The New Zealand foreign minister, Murray McCully, announced last week that New Zealand would resume a community policing programme in eastern Indonesia, including Papua and West Papua.
It would involve New Zealand police providing training, mentoring and encouraging community engagement.
There was a pilot project in the region in 2009/10 but Green MP, Catherine Delahunty, says that that aid did not change the reality in the region where police violence directed at the indigenous population remains commonplace.
CATHERINE DELAHUNTY: Talking to West Papuans, this is not what they want from New Zealand. What they want New Zealand to do is to be a leader for peace and help broker a peace dialogue between West Papuan leadership and the Indonesian government. The idea of sending more police over there to do what we'd done before with no evidence that changed anything, to me it's a waste of money.

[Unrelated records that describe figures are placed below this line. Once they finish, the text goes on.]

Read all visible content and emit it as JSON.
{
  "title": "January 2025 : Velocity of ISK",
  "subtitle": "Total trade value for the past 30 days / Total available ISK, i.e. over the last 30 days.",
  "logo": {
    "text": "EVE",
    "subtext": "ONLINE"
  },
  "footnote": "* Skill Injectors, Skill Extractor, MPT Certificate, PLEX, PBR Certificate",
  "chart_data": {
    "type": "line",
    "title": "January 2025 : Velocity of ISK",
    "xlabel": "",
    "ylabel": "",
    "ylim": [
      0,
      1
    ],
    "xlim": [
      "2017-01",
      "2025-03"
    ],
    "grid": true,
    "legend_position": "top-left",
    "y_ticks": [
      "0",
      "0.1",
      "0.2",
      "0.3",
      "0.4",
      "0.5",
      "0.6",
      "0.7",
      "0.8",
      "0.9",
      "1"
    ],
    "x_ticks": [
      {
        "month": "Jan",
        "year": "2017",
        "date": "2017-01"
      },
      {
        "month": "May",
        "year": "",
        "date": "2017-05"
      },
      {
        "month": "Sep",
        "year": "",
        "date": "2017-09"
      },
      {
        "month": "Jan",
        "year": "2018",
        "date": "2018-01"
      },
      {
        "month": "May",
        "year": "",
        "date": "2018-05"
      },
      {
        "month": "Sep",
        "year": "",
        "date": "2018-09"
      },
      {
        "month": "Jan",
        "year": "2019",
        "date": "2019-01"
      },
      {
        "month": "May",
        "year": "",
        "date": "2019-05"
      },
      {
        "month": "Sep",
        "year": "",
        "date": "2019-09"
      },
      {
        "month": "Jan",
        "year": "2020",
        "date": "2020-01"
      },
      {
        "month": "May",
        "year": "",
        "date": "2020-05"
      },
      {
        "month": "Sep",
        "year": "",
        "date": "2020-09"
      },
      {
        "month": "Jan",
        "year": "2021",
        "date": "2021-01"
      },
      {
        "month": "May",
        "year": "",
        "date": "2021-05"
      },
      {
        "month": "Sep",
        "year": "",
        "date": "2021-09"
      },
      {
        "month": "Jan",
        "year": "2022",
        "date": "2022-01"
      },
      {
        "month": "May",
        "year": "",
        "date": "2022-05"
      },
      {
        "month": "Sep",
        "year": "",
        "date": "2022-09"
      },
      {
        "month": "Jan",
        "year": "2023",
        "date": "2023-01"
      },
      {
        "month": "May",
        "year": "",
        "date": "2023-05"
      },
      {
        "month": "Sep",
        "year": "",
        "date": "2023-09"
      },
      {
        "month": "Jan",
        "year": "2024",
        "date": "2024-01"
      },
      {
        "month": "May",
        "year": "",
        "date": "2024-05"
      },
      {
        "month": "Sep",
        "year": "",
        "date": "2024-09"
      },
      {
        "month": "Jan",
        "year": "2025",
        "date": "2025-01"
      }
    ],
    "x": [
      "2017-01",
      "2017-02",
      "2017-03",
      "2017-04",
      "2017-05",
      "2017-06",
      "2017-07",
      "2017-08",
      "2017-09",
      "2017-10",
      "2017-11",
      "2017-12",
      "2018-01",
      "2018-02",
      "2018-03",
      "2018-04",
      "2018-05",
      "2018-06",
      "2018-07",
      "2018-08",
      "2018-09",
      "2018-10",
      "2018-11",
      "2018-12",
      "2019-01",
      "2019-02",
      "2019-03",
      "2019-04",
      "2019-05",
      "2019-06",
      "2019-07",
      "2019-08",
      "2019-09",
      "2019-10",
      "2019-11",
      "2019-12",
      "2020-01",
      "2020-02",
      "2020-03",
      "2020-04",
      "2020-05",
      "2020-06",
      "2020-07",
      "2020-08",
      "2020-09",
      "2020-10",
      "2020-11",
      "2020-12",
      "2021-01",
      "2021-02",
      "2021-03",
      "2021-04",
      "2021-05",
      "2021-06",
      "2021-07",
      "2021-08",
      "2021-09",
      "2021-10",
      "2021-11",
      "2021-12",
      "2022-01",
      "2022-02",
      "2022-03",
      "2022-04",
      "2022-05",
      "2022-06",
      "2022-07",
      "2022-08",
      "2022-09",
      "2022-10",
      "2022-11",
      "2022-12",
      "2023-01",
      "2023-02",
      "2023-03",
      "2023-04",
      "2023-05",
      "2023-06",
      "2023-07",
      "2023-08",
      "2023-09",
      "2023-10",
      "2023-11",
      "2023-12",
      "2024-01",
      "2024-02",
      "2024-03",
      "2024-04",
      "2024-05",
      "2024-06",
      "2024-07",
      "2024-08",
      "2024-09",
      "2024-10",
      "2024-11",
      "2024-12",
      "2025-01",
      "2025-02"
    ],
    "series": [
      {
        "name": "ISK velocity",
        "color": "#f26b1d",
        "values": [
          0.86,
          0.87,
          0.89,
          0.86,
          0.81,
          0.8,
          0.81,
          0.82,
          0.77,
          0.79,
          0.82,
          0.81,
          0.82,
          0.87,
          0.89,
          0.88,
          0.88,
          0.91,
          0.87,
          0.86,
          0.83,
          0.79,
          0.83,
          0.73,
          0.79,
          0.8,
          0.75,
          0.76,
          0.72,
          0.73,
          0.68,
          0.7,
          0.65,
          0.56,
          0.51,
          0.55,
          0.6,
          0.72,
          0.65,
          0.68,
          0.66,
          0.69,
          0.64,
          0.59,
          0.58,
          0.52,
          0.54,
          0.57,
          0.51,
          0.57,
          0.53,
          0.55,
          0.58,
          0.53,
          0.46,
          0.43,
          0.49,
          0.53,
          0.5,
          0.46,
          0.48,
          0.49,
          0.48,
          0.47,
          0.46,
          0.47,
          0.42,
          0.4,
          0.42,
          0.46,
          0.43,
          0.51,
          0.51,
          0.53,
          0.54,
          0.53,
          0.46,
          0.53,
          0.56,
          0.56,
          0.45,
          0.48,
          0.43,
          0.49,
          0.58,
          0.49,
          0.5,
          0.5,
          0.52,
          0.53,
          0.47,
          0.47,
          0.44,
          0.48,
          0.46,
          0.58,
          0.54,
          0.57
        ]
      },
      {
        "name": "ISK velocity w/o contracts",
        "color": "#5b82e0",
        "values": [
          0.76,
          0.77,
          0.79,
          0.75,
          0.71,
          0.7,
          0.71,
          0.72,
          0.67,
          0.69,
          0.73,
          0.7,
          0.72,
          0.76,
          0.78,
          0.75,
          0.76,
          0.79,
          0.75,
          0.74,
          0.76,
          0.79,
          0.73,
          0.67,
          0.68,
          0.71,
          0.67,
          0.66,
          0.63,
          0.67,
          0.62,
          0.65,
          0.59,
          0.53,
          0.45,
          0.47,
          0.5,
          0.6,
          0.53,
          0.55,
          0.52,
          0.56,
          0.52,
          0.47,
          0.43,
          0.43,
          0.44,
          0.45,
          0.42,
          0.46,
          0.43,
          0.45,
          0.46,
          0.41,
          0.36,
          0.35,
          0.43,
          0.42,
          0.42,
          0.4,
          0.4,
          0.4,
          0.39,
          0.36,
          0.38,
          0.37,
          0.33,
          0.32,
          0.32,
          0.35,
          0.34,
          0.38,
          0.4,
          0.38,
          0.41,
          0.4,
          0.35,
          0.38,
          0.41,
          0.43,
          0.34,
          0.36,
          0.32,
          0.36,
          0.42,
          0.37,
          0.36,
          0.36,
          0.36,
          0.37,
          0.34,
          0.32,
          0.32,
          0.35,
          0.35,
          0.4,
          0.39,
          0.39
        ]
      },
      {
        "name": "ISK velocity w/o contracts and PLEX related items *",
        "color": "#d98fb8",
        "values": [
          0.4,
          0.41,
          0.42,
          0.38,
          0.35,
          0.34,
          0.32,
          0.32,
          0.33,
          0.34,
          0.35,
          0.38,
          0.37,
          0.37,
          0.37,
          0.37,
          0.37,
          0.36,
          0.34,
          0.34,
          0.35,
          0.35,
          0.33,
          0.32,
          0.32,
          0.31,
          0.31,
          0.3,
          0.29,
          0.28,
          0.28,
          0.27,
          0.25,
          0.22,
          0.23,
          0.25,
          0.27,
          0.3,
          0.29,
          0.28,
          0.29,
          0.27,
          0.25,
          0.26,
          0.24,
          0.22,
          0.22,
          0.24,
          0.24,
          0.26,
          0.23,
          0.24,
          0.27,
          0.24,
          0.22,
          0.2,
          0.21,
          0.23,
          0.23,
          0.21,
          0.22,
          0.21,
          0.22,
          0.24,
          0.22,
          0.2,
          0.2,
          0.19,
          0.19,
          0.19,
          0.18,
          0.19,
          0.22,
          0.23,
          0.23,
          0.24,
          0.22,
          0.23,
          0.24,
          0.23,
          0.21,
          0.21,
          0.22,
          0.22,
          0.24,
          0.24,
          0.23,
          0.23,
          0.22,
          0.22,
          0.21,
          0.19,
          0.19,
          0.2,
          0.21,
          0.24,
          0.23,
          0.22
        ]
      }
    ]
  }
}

It's also a real concern because it's a smoke screen for what's really going on, which is that there's a culture of violence in the police force in West Papua and a number of people have been shot, harassed, killed and had their human rights basically abused since New Zealand has been doing community policing. So the Green Party would like to see what evidence is there that these programmes of sending over a couple of officers and a few trainers to a situation where the population is basically under siege from the police and the military is doing anything except whitewashing an untenable political situation for the citizens of West Papua.

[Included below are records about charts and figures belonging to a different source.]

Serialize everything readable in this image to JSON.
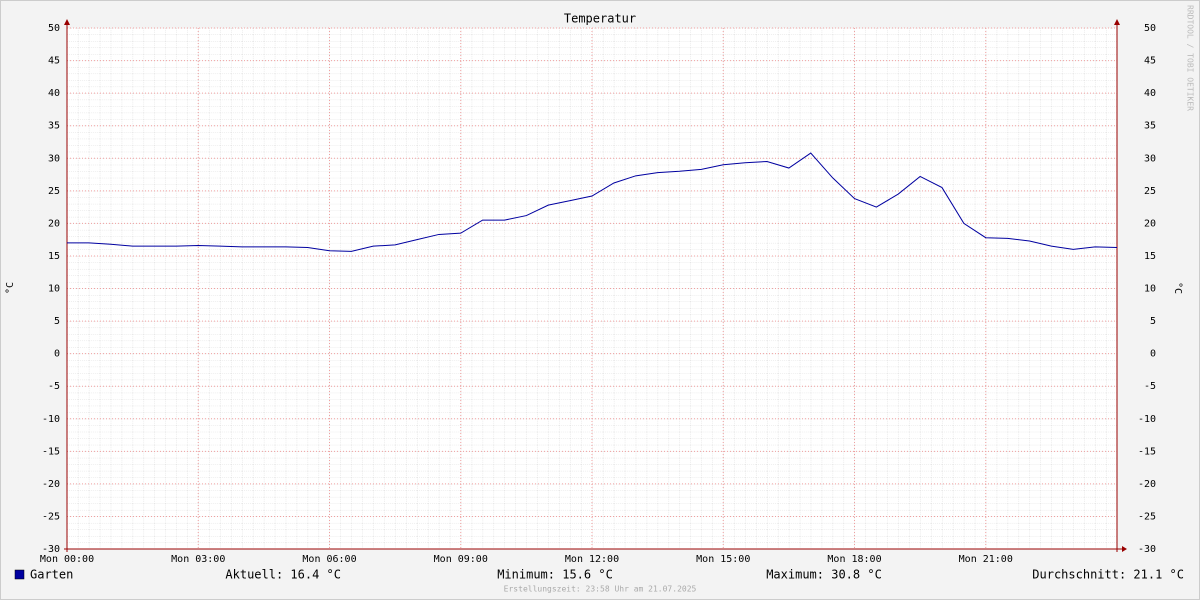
{
  "chart_data": {
    "type": "line",
    "title": "Temperatur",
    "y_label": "°C",
    "y2_label": "°C",
    "watermark": "RRDTOOL / TOBI OETIKER",
    "footer": "Erstellungszeit: 23:58 Uhr am 21.07.2025",
    "xlim": [
      0,
      24
    ],
    "xticks": [
      {
        "value": 0,
        "label": "Mon 00:00"
      },
      {
        "value": 3,
        "label": "Mon 03:00"
      },
      {
        "value": 6,
        "label": "Mon 06:00"
      },
      {
        "value": 9,
        "label": "Mon 09:00"
      },
      {
        "value": 12,
        "label": "Mon 12:00"
      },
      {
        "value": 15,
        "label": "Mon 15:00"
      },
      {
        "value": 18,
        "label": "Mon 18:00"
      },
      {
        "value": 21,
        "label": "Mon 21:00"
      }
    ],
    "ylim": [
      -30,
      50
    ],
    "yticks": [
      -30,
      -25,
      -20,
      -15,
      -10,
      -5,
      0,
      5,
      10,
      15,
      20,
      25,
      30,
      35,
      40,
      45,
      50
    ],
    "grid": true,
    "x": [
      0,
      0.5,
      1,
      1.5,
      2,
      2.5,
      3,
      3.5,
      4,
      4.5,
      5,
      5.5,
      6,
      6.5,
      7,
      7.5,
      8,
      8.5,
      9,
      9.5,
      10,
      10.5,
      11,
      11.5,
      12,
      12.5,
      13,
      13.5,
      14,
      14.5,
      15,
      15.5,
      16,
      16.5,
      17,
      17.5,
      18,
      18.5,
      19,
      19.5,
      20,
      20.5,
      21,
      21.5,
      22,
      22.5,
      23,
      23.5,
      24
    ],
    "series": [
      {
        "name": "Garten",
        "color": "#0000a0",
        "values": [
          17.0,
          17.0,
          16.8,
          16.5,
          16.5,
          16.5,
          16.6,
          16.5,
          16.4,
          16.4,
          16.4,
          16.3,
          15.8,
          15.7,
          16.5,
          16.7,
          17.5,
          18.3,
          18.5,
          20.5,
          20.5,
          21.2,
          22.8,
          23.5,
          24.2,
          26.2,
          27.3,
          27.8,
          28.0,
          28.3,
          29.0,
          29.3,
          29.5,
          28.5,
          30.8,
          27.0,
          23.8,
          22.5,
          24.5,
          27.2,
          25.5,
          20.0,
          17.8,
          17.7,
          17.3,
          16.5,
          16.0,
          16.4,
          16.3
        ]
      }
    ],
    "stats": [
      "Aktuell: 16.4 °C",
      "Minimum: 15.6 °C",
      "Maximum: 30.8 °C",
      "Durchschnitt: 21.1 °C"
    ]
  }
}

DON WISEMAN: I imagine the minister would claim that something like this is the beginning of this process of improving the quality of the policing.
CH: Well, the minister has claimed that, and since the programme that finished in 2010 allegedly improved things, but from what I've seen the detail of those programmes there appeared to be no proper monitoring and no actual evidence that anything had improved. And you only have to look at the statistics of the killings, the state-sanctioned killings, and the way in which citizens in West Papua have no right to protest and the fact that there has been up till now no access to independent media to verify what's going on. So this is a very unhealthy situation, and rather than sending police over to make it look better, we should actually be calling on the Indonesian government to engage in a proper dialogue.
DW: Would you like New Zealand to be providing aid of any sort to Papua?
CH: At this point in time the most useful thing we can do is to provide political leadership for peace. So aid in a situation where the political situation is very, very contaminated, so it's difficult to provide aid that won't be used as a justification for the continuation of the human rights abuses and the blocks to self-determination. I know that there are some good NGOs who are trying to projects on the ground - we wouldn't block those. But we think that the government's role in this situation is to be calling for and offering to broker or mediate a genuine solution to the situation in West Papua in terms of dialogue and peace between those citizens and their leadership group and the Indonesian government. Sending some community policemen over, no matter how well-intentioned they are, is not going to work, because so many West Papuan citizens have witnessed police violence and killings of family members by the police force and they have seen the state refuse to act to deal with those issues. So we really don't think that New Zealand is playing the rightful role of creating a better situation. Not at all.